Les femmes du Québec franchiront un jalon important dans leur longue marche vers l’égalité si les élus adoptent la charte de la laïcité, soutient Claire L’Heureux-Dubé. La juge à la retraite insiste : le projet de loi 60 — y compris l’interdiction du port de signes religieux pour les employés de l’État — ne porte pas atteinte à la liberté de religion.

« Rien dans le projet de loi 60 n’entrave la croyance religieuse et la pratique de la religion », souligne Mme L’Heureux-Dubé.

Elle a accepté de confier ses réflexions sur la charte de la laïcité à quelques jours de son passage à l’Assemblée nationale aux côtés des Juristes pour la laïcité et la neutralité religieuse de l’État. « La religion est d’abord et avant tout un engagement intérieur, une croyance », explique-t-elle dans un entretien avec Le Devoir. Ainsi, « les signes religieux font partie de l’affichage de ses croyances religieuses et non pas d’une pratique de la religion », précise-t-elle.

Une infirmière contrainte de retirer son hidjab après l’entrée en vigueur de la charte de la laïcité pourrait difficilement dénoncer une atteinte à la liberté de religion. En contrepartie, elle pourrait montrer du doigt une atteinte à sa liberté d’expression. « Tous les employés de l’État sont soumis à des restrictions dans leur liberté d’expression politique. En quoi une restriction similaire quant à leur liberté d’expression religieuse serait-elle différente ? » interroge-t-elle.

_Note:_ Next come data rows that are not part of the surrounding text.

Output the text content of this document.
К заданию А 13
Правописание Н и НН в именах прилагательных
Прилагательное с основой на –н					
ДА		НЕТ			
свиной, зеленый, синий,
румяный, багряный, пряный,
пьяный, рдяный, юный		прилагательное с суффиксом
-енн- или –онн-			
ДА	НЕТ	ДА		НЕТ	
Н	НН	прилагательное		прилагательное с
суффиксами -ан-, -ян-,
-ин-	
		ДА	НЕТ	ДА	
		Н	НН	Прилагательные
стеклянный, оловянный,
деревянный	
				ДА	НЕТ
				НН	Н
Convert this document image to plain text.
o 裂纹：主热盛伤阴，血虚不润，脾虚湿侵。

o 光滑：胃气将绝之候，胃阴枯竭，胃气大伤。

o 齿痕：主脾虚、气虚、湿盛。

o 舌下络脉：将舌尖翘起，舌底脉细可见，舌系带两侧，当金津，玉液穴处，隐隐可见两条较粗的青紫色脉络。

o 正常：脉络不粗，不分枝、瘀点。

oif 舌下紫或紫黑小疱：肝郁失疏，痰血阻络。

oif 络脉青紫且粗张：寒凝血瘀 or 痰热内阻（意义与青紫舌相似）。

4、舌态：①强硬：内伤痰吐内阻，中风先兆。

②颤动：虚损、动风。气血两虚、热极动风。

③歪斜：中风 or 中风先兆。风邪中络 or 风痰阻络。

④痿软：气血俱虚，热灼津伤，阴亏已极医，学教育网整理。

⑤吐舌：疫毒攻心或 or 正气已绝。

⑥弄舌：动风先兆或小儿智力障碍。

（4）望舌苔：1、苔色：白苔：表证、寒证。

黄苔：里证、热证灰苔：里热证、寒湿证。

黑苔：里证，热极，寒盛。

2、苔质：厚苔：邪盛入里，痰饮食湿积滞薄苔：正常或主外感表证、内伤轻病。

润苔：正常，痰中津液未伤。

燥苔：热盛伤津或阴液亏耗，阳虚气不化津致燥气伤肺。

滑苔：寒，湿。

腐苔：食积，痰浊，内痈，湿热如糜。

« Toutes fondamentales qu’elles soient », les libertés civiles protégées par les chartes québécoise et canadienne « ne sont pas absolues ». « Elles sont sujettes à des limites raisonnables dans une société démocratique et — une fois le projet de loi adopté — laïque », argue l’ex-juge de la Cour suprême.

Gouvernement des tribunaux

La charte de la laïcité entraîne son lot de « conséquences pour la collectivité » comme l’interdiction du port des signes religieux ostensibles pour les employés de l’État, admet Mme L’Heureux-Dubé. « Elle n’en est pas moins légitime », soutient-elle vigoureusement.

Dénonçant les « diktats de la religion », Mme L’Heureux-Dubé tentera de dissuader les élus d’opposition de se rallier à la position défendue par le Barreau du Québec et la Commission des droits de la personne. À ses yeux, ces deux organismes proposent à l’État de confier un « choix de société » au « gouvernement des tribunaux ». « Le rôle des tribunaux n’est pas de gouverner ni d’entraver les choix démocratiques que se donne une société, mais plutôt de réprimer les abus, s’il y en a, au regard des droits fondamentaux que protègent les chartes », affirme Mme L’Heureux-Dubé qui a siégé au plus haut tribunal du pays de 1987 à 2002.

L’ex-juge de la Cour suprême conteste l’idée reçue selon laquelle une éventuelle charte de la laïcité serait à coup sûr invalidée par les tribunaux. Les juges appelés à se pencher sur la « loi 60 » pourront difficilement faire fi du contexte social propre au Québec dans lequel a été adoptée la charte, estime-t-elle.

Dans un Québec marqué pendant des décennies par une « symbiose » entre l’Église et l’État, les femmes du Québec ont entrepris une « marche ardue vers l’égalité » balayées par le vent des « diktats de la religion », raconte Mme L’Heureux-Dubé.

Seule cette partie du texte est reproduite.